Eugen Huber was 13 years old when Spanish–American War: The Treaty of Paris is signed, officially ending the conflict. The Spanish–American War was fought between the United States and Spain in 1898. Hostilities began in the aftermath of the internal explosion of the USS Maine in Havana Harbor in Cuba, leading to US intervention in the Cuban War of Independence. American acquisition of Spain's Pacific possessions led to its involvement in the Philippine Revolution and ultimately in the Philippine–American War.
Eugen Huber was 18 years old when The Wright brothers make their first attempt to fly with the Wright Flyer at Kitty Hawk, North Carolina. The Wright brothers, Orville and Wilbur, were two American aviators, engineers, inventors, and aviation pioneers who are generally credited with inventing, building, and flying the world's first successful airplane. They made the first controlled, sustained flight of a powered, heavier-than-air aircraft on December 17, 1903, four miles south of Kitty Hawk, North Carolina. In 1904–05 the brothers developed their flying machine into the first practical fixed-wing aircraft. Although not the first to build experimental aircraft, the Wright brothers were the first to invent aircraft controls that made fixed-wing powered flight possible.
Eugen Huber was 31 years old when Tsar Nicholas II of Russia was forced to abdicate in the February Revolution, ending three centuries of Romanov rule. Nicholas II or Nikolai II, known as Saint Nicholas in the Russian Orthodox Church, was the last Emperor of Russia, ruling from 1 November 1894 until his forced abdication on 15 March 1917. His reign saw the fall of the Russian Empire from one of the foremost great powers of the world to economic and military collapse. He was given the nickname Nicholas the Bloody or Vile Nicholas by his political adversaries due to the Khodynka Tragedy, anti-Semitic pogroms, Bloody Sunday, the violent suppression of the 1905 Russian Revolution, the executions of political opponents, and his perceived responsibility for the Russo-Japanese War (1904-1905). Soviet historians portray Nicholas as a weak and incompetent leader whose decisions led to military defeats and the deaths of millions of his subjects.
Eugen Huber was 34 years old when The Nineteenth Amendment to the United States Constitution was ratified, guaranteeing women's suffrage in America. The Nineteenth Amendment to the United States Constitution prohibits the states and the federal government from denying the right to vote to citizens of the United States on the basis of sex. It was adopted on August 18, 1920.
Eugen Huber was 45 years old when Great Depression: In a State of the Union message, U.S. President Herbert Hoover proposes a $150 million (equivalent to $2,197,000,000 in 2017) public works program to help generate jobs and stimulate the economy. The Great Depression was a severe worldwide economic depression that took place mostly during the 1930s, beginning in the United States. The timing of the Great Depression varied across nations; in most countries it started in 1929 and lasted until the late-1930s. It was the longest, deepest, and most widespread depression of the 20th century.
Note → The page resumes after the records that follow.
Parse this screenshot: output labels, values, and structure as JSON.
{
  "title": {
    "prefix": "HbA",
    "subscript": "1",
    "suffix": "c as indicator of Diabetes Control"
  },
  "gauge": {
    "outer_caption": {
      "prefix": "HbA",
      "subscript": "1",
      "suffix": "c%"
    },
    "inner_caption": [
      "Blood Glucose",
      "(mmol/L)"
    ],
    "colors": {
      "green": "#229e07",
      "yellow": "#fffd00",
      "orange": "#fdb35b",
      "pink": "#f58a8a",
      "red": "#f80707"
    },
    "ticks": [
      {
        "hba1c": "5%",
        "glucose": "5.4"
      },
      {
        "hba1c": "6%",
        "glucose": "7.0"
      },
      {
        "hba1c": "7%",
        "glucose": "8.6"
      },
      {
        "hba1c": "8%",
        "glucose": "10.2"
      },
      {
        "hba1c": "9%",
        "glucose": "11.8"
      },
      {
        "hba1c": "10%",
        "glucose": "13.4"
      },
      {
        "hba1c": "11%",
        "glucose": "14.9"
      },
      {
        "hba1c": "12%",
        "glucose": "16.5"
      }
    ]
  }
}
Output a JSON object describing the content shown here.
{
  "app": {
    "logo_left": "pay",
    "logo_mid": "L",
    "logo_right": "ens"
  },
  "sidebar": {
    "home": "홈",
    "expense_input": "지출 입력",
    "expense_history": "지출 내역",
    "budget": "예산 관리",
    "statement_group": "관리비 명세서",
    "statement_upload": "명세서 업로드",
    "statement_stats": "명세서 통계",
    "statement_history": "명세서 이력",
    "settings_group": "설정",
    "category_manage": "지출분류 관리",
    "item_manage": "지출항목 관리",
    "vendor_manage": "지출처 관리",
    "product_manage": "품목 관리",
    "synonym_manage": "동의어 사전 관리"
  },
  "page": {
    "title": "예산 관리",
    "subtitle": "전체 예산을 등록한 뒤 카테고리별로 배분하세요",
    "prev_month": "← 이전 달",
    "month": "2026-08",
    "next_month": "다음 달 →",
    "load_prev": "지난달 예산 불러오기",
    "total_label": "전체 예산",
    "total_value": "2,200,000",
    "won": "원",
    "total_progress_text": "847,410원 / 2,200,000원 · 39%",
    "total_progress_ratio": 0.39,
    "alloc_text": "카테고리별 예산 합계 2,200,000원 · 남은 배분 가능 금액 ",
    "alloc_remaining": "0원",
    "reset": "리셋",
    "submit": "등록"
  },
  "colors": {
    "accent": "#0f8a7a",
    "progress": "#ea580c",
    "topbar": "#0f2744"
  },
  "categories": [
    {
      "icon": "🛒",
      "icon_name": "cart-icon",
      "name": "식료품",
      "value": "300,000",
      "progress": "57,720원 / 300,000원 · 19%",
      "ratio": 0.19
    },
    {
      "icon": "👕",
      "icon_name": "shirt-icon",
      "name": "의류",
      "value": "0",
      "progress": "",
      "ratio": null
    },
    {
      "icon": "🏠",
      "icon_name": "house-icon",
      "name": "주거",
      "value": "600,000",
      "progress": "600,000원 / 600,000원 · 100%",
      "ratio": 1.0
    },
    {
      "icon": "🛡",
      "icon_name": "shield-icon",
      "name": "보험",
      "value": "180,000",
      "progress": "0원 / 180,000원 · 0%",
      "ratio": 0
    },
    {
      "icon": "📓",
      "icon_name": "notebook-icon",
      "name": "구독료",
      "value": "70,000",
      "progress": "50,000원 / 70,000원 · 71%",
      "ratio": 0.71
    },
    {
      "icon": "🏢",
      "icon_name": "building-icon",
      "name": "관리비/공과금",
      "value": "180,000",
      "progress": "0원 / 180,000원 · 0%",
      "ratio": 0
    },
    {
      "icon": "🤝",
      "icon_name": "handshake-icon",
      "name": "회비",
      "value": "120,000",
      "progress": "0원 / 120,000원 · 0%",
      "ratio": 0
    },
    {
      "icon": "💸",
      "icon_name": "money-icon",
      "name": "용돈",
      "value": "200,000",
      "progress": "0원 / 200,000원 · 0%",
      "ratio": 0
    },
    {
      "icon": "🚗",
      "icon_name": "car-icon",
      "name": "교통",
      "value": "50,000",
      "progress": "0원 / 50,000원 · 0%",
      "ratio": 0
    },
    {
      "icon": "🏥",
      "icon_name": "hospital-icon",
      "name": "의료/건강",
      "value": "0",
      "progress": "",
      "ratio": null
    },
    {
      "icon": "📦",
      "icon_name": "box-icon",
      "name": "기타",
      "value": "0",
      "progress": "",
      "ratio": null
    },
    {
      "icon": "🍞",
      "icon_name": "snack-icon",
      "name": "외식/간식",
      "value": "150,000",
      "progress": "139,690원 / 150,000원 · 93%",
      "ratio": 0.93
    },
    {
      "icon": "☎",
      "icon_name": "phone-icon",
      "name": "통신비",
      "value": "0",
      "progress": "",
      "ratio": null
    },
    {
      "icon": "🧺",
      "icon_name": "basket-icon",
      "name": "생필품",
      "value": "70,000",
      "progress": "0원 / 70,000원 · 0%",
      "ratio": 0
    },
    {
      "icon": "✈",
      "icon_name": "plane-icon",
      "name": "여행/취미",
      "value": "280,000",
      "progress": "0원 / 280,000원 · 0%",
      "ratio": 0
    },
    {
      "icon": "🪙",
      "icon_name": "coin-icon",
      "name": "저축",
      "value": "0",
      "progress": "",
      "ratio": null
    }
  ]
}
In the 21st century, the Great Depression is commonly used as an example of how far the world's economy can decline.
Eugen Huber was 59 years old when World War II: Nagasaki is devastated when an atomic bomb, Fat Man, is dropped by the United States B-29 Bockscar. Thirty-five thousand people are killed outright, including 23,200-28,200 Japanese war workers, 2,000 Korean forced workers, and 150 Japanese soldiers. Nagasaki is the capital and the largest city of Nagasaki Prefecture on the island of Kyushu in Japan. The city's name, 長崎, means "long cape" in Japanese. Nagasaki became a centre of colonial Portuguese and Dutch influence in the 16th through 19th centuries, and the Hidden Christian Sites in the Nagasaki Region have been recognized and included in the UNESCO World Heritage List. Part of Nagasaki was home to a major Imperial Japanese Navy base during the First Sino-Japanese War and Russo-Japanese War.
Eugen Huber was 67 years old when Jonas Salk announced the successful test of his polio vaccine on a small group of adults and children (vaccination pictured). Jonas Edward Salk was an American medical researcher and virologist. He discovered and developed one of the first successful polio vaccines. Born in New York City, he attended New York University School of Medicine, later choosing to do medical research instead of becoming a practicing physician. In 1939, after earning his medical degree, Salk began an internship as a physician scientist at Mount Sinai Hospital. Two years later he was granted a fellowship at the University of Michigan, where he would study flu viruses with his mentor Thomas Francis, Jr.